A useful parallel from the medical profession
arises from a similar recognition of training needs distinct from those
for urban practice, so that the Rural Doctors Association of Australia
has moved towards the establishment of a Rural College (ACRRM) alongside
the other specialist Colleges. (http://www.medeserv.com.au/acrrm/open/fore.htm)
11. Three summary recommendations.
Three other ways forward would assist potential
rural psychologists. One is through more training in group work, to expand
the traditional psychological emphasis on the individual; a second is to
offer more training in the use of distance technology (Court, 2000). Both
have been shown to have efficacy (DeRubeis and Crits-Cristoph, 1998; Kirby,
Hardesty, and Nickelson, D. W. (1999) and both show potential for reducing
costs without diluting the service that can be offered. Thirdly, it is
clear that rural health workers need to be well equipped to understand
medications and to work more closely with colleagues in determining appropriate
prescribing.
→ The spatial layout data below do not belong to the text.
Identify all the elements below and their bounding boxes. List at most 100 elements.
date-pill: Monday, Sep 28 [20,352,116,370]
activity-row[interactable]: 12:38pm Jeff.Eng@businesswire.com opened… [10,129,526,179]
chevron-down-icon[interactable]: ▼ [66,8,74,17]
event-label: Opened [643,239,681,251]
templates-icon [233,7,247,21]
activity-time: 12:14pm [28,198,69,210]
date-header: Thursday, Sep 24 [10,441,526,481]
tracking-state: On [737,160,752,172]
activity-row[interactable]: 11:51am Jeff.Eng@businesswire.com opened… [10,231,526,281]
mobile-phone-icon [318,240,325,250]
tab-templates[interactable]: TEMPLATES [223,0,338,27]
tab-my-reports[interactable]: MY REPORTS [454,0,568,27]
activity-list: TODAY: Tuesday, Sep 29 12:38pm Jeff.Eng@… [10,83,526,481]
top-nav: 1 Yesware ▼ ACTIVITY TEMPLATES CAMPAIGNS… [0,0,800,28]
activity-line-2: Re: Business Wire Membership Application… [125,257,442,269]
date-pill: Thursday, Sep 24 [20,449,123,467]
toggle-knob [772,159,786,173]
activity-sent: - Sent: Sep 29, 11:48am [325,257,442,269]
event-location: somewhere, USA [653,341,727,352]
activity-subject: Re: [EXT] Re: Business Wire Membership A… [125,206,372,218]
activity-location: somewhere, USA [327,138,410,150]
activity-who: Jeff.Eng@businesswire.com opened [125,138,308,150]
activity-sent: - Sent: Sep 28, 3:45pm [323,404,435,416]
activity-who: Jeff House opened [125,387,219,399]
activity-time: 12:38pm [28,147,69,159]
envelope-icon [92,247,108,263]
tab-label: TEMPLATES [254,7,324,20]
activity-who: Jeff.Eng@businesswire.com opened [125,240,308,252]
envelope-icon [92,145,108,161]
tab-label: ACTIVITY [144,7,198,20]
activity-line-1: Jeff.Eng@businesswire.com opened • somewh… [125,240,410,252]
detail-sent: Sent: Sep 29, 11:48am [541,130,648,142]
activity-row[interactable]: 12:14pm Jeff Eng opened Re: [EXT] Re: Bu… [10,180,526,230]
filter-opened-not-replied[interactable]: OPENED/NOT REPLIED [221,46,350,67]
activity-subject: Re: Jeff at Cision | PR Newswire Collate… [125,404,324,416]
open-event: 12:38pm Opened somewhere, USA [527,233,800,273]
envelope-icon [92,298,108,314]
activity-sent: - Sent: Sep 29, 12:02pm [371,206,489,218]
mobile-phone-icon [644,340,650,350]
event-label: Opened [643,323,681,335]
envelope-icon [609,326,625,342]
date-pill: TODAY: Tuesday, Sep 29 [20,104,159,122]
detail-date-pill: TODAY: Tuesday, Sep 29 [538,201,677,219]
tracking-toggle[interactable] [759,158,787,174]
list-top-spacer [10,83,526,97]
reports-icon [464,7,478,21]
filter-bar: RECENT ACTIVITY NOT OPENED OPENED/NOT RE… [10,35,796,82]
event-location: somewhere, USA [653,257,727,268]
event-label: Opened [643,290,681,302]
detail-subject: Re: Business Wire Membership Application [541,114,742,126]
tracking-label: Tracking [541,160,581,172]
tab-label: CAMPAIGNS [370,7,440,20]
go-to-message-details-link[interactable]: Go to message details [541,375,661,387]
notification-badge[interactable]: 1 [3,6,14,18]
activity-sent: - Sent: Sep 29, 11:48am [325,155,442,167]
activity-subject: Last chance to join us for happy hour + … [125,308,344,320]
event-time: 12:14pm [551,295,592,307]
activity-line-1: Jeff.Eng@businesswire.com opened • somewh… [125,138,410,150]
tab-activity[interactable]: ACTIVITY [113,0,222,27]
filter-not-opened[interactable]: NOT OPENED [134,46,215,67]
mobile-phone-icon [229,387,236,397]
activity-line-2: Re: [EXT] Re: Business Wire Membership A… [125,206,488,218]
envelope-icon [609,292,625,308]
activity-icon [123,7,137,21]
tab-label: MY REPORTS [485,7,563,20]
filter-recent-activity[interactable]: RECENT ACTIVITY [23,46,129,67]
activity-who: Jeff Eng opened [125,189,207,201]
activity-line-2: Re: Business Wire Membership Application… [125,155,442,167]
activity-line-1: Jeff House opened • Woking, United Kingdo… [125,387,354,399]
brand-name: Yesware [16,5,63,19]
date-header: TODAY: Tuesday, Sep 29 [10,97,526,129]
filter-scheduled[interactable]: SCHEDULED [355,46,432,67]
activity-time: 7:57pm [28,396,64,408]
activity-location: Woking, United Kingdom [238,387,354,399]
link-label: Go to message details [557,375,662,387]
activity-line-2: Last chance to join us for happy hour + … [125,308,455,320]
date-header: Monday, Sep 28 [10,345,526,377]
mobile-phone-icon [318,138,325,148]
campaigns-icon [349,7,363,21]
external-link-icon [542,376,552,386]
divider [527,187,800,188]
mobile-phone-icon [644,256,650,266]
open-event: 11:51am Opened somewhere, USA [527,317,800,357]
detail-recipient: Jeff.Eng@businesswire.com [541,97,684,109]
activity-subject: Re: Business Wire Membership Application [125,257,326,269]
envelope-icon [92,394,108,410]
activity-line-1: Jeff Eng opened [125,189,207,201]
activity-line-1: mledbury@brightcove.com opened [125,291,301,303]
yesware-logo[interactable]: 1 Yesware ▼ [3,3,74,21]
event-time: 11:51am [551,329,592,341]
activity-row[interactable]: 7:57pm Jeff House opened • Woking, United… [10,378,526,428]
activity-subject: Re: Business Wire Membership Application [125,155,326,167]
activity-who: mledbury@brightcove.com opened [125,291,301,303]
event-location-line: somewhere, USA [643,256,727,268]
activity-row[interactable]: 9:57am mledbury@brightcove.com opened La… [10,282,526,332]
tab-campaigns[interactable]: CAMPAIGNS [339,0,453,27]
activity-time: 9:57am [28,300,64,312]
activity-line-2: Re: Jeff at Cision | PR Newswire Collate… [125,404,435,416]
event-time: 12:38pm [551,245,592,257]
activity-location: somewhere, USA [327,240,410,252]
The response in the US by the APA has been to provide intensive
training in psycho-pharmacology for psychologists (http://www.apa.org/ed/psypharm.html)
to enable them to function effectively in rural areas, and with the military
(http://www.apa.org/practice/gaoreport.html).
Success in that has now led the College of Professional Psychology of the
APA to pioneer a certification examination in psychopharmacology. (Foxhall,
1999; http://www.apa.org/monitor/dec99/pr2.html)That
might well become a longer term objective in Australia. In the short term,
more detailed teaching on current psychotropic medications would facilitate
communication with medical practitioners and other mental health practitioners.
Conclusions
Current training practices have resulted in
graduates being poorly prepared for rural practice. This fact has combined
with many other obstacles to rural recruitment and retention to the point
where the professional identity of psychology is largely absent from the
health care scene in rural Australia. Changes are needed on several fronts,
and a range of suggestions for improvement is proposed, which relate to
philosophy of practice, training methods, and sensitivity to the special
qualities of rural and remote Australia.